6 TYPES OF MARKETING YOU SHOULD KNOW
Today I’ve got definitions for six types of marketing. This can teach you terms that many marketers wish they’d learned earlier.
But even if you’re very familiar with these, remember that going back to the basics is an effective way to spark creativity and innovation. Give these a glance if you need some fresh thinking for your current marketing efforts.
- B2B marketing
- B2C marketing
- Inbound marketing
- Outbound marketing
- Affiliate marketing
- Guerrilla marketing
This stands for business to business marketing, where the purchasing power lies with a company instead of a consumer.
Example: A LinkedIn advertising campaign that targets data analysts.
👉 Our example illustrates that even when you’re marketing to “businesses,” you’re still marketing to people.
This stands for business to customer marketing, and it’s the kind of marketing people encounter on the daily. While B2B marketing aims to convince companies to buy their product, B2C marketing targets individuals.

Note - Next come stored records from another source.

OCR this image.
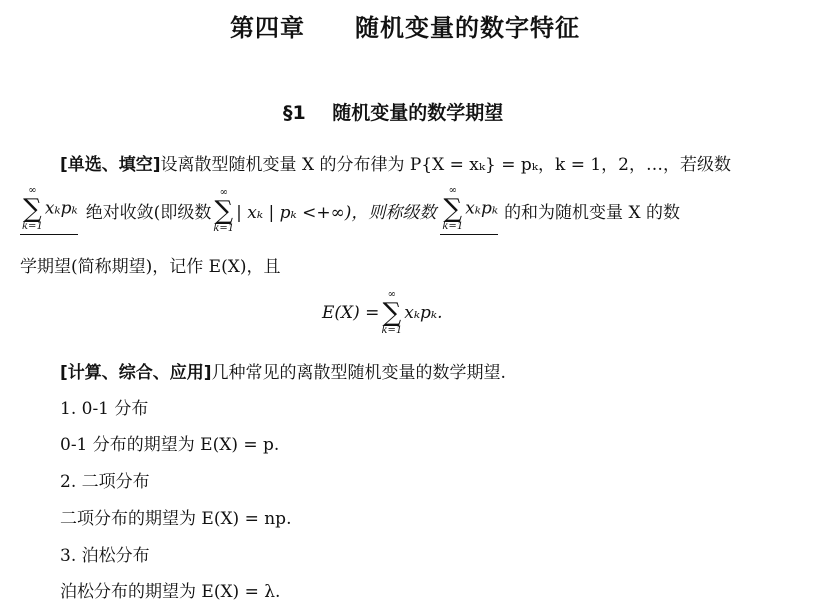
第四章　　随机变量的数字特征
§1 随机变量的数学期望
[单选、填空]设离散型随机变量 X 的分布律为 P{X = xₖ} = pₖ，k = 1，2，…，若级数
∞
∑
k=1
xₖpₖ 绝对收敛(即级数
∞
∑
k=1
| xₖ | pₖ <+∞)，则称级数
∞
∑
k=1
xₖpₖ 的和为随机变量 X 的数
学期望(简称期望)，记作 E(X)，且
E(X) =
∞
∑
k=1
xₖpₖ.
[计算、综合、应用]几种常见的离散型随机变量的数学期望.
1. 0-1 分布
0-1 分布的期望为 E(X) = p.
2. 二项分布
二项分布的期望为 E(X) = np.
3. 泊松分布
泊松分布的期望为 E(X) = λ.
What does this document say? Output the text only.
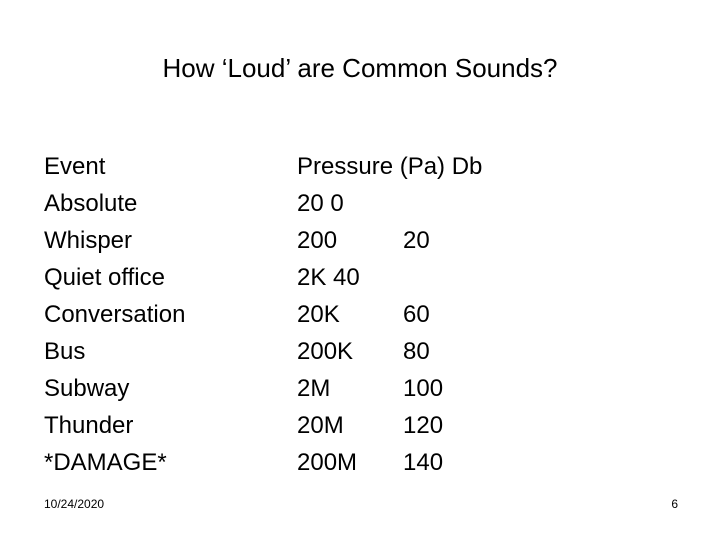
How ‘Loud’ are Common Sounds?
Event
Absolute
Whisper
Quiet office
Conversation
Bus
Subway
Thunder
*DAMAGE*
Pressure (Pa) Db
20 0
200
2K 40
20K
200K
2M
20M
200M
20
60
80
100
120
140
10/24/2020	6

- Burt’s Bees shows you an Instagram ad for chapstick
- Nike sends you an email with a 10% off coupon
Inbound marketing uses content to build relationships and gain customers.
Example: Riverside Bank builds a blog full of finance tips, and they plan local “How to Start a Budget” workshops. When people learn from their blog and workshops, they gain trust in the bank. And when the time comes they think, “Hey I need a new savings account. I think I’ll get one with Riverside Bank.”

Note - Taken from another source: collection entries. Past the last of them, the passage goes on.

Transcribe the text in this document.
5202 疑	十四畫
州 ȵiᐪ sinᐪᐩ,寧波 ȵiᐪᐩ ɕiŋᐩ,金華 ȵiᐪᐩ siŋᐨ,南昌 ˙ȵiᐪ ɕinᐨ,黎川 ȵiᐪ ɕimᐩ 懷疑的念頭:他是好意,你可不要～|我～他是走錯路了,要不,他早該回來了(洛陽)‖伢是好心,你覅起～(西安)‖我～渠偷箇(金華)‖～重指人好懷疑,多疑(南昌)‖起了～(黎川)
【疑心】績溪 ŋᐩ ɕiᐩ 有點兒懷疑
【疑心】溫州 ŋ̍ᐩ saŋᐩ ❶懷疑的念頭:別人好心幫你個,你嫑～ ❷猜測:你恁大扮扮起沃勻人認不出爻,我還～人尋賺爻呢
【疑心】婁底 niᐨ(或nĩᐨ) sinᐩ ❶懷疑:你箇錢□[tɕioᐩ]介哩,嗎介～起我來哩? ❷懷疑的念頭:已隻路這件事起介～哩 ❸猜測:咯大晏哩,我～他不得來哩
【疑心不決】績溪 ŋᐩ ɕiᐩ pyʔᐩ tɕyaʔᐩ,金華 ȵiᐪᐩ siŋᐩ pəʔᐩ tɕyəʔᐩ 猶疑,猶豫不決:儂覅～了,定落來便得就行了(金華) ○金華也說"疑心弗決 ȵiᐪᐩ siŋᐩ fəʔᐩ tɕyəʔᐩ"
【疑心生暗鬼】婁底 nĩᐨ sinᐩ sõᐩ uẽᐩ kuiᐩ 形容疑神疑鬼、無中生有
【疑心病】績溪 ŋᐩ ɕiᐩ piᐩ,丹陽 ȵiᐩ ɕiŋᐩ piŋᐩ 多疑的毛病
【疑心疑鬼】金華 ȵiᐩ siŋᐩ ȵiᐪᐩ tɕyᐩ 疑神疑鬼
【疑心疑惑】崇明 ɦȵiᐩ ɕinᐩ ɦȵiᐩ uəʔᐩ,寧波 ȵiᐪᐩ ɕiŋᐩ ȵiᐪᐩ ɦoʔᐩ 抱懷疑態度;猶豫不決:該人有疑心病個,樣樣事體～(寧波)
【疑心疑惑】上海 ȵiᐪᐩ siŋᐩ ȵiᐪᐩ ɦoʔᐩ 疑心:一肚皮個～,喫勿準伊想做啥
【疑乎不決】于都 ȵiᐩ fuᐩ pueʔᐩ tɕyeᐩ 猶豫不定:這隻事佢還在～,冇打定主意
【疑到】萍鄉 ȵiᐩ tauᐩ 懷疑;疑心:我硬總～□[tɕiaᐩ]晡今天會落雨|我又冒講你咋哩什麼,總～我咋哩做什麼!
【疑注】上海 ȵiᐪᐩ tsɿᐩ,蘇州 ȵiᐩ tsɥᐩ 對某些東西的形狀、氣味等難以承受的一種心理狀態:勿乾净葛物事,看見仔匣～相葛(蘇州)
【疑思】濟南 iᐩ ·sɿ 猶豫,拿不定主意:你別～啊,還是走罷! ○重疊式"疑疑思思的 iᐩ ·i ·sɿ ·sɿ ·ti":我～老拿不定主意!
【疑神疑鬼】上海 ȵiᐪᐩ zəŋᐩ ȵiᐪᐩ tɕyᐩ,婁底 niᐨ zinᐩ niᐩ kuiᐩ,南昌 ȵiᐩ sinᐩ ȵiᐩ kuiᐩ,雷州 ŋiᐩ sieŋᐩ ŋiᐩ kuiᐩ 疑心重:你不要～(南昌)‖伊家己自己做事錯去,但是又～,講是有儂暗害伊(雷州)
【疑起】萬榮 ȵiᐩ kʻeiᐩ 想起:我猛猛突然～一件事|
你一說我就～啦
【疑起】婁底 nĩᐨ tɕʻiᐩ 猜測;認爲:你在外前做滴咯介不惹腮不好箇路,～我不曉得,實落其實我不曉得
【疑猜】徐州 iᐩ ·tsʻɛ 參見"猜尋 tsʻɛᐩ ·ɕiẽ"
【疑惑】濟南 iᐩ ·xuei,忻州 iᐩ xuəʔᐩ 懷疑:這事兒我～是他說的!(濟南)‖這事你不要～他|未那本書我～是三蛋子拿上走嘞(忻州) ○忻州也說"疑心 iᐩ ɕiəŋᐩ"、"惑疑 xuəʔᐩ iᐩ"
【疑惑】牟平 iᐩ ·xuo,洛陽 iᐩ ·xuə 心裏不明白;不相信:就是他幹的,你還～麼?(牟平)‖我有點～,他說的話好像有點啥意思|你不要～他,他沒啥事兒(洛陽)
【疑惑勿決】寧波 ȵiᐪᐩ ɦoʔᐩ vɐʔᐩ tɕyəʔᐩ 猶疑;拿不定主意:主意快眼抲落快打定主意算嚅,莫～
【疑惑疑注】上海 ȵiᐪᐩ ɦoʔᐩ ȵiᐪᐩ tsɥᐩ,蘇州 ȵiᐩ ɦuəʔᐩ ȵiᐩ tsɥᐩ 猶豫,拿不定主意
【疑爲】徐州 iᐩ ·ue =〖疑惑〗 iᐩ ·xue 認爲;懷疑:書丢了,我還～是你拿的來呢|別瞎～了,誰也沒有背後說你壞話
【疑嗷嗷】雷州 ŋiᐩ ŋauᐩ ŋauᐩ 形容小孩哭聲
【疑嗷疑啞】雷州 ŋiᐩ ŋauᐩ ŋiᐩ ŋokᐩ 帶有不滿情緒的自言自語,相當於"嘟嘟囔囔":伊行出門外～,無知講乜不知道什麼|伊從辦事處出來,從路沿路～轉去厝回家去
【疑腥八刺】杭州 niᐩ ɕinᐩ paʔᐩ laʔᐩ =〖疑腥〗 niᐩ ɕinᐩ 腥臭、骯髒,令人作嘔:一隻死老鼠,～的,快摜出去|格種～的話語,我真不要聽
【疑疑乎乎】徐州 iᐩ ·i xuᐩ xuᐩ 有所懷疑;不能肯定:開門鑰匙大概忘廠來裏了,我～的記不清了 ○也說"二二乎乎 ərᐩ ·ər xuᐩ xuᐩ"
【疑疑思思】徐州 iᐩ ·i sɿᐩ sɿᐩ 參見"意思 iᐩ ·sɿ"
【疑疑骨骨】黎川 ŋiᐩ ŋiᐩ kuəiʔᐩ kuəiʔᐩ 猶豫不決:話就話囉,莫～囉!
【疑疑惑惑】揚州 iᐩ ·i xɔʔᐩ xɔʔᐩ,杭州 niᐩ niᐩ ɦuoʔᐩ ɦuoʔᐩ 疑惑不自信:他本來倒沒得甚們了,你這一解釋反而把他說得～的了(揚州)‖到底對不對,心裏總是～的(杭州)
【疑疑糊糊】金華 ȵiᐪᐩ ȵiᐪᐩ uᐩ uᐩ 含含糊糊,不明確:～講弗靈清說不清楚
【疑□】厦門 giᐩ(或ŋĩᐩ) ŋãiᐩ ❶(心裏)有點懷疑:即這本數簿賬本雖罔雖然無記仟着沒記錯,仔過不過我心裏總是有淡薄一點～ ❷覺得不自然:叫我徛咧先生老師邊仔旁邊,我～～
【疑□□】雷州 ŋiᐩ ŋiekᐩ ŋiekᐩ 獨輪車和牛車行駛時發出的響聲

Outbound strategies often throw out a wide net to a large audience, hoping for some people to choose them. This is often the kind of marketing that interrupts annoys people.
- TV ads
- Cold emails
- Those ads that crowd cooking blogs, making it impossible to read the lasagna recipe you came for
Affiliate strategies recruit website publishers to recommend their products and link to them. Then, it provides a small compensation in return for the business the ambassador brings. It’s often successful because it’s mutually beneficial for the companies and ambassadors.
Example: Fitness Clothing Co. reaches out to Alex, who runs a blog of health tips for college peeps. Alex tells his readers why Fitness Clothing Co.’s leggings are the best and links to them. People trust Alex, so they buy some of those leggings.

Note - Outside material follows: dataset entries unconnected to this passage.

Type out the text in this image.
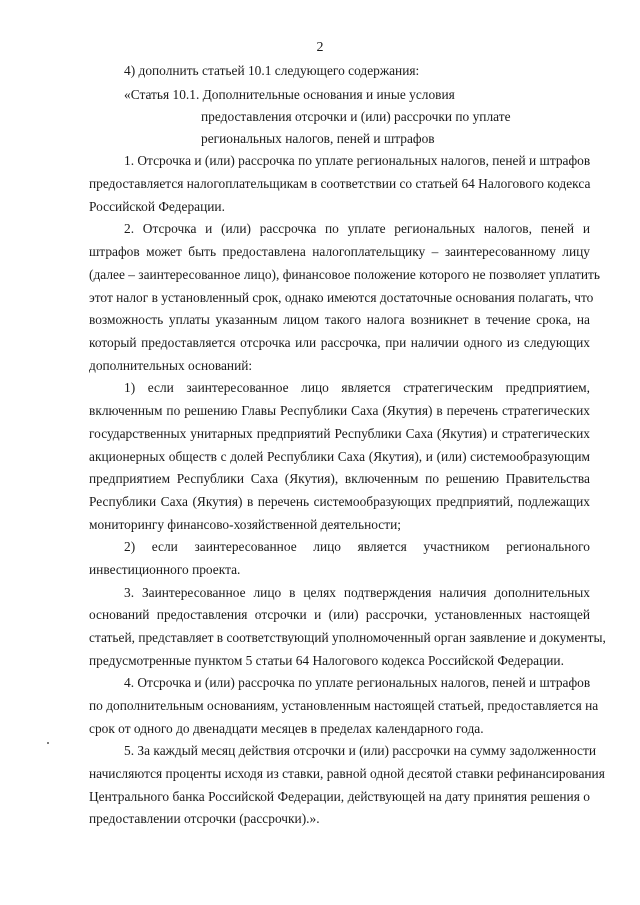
2
4) дополнить статьей 10.1 следующего содержания:
«Статья 10.1. Дополнительные основания и иные условия
предоставления отсрочки и (или) рассрочки по уплате
региональных налогов, пеней и штрафов
1. Отсрочка и (или) рассрочка по уплате региональных налогов, пеней и штрафов
предоставляется налогоплательщикам в соответствии со статьей 64 Налогового кодекса
Российской Федерации.
2. Отсрочка и (или) рассрочка по уплате региональных налогов, пеней и
штрафов может быть предоставлена налогоплательщику – заинтересованному лицу
(далее – заинтересованное лицо), финансовое положение которого не позволяет уплатить
этот налог в установленный срок, однако имеются достаточные основания полагать, что
возможность уплаты указанным лицом такого налога возникнет в течение срока, на
который предоставляется отсрочка или рассрочка, при наличии одного из следующих
дополнительных оснований:
1) если заинтересованное лицо является стратегическим предприятием,
включенным по решению Главы Республики Саха (Якутия) в перечень стратегических
государственных унитарных предприятий Республики Саха (Якутия) и стратегических
акционерных обществ с долей Республики Саха (Якутия), и (или) системообразующим
предприятием Республики Саха (Якутия), включенным по решению Правительства
Республики Саха (Якутия) в перечень системообразующих предприятий, подлежащих
мониторингу финансово-хозяйственной деятельности;
2) если заинтересованное лицо является участником регионального
инвестиционного проекта.
3. Заинтересованное лицо в целях подтверждения наличия дополнительных
оснований предоставления отсрочки и (или) рассрочки, установленных настоящей
статьей, представляет в соответствующий уполномоченный орган заявление и документы,
предусмотренные пунктом 5 статьи 64 Налогового кодекса Российской Федерации.
4. Отсрочка и (или) рассрочка по уплате региональных налогов, пеней и штрафов
по дополнительным основаниям, установленным настоящей статьей, предоставляется на
срок от одного до двенадцати месяцев в пределах календарного года.
5. За каждый месяц действия отсрочки и (или) рассрочки на сумму задолженности
начисляются проценты исходя из ставки, равной одной десятой ставки рефинансирования
Центрального банка Российской Федерации, действующей на дату принятия решения о
предоставлении отсрочки (рассрочки).».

Then, the brand sees how many people bought their clothes thanks to Alex and they give them a cut of the earnings.
This title comes from guerrilla warfare which used limited resources to fight using nontraditional and gritty tactics. Guerrilla marketing strategies are also characterized by being creative, less-expensive, and focused on big exposure. They’re often connected to events and experiences.
Example: Deadpool marketers set up a Tinder profile for the anti-hero before the movie hit theaters.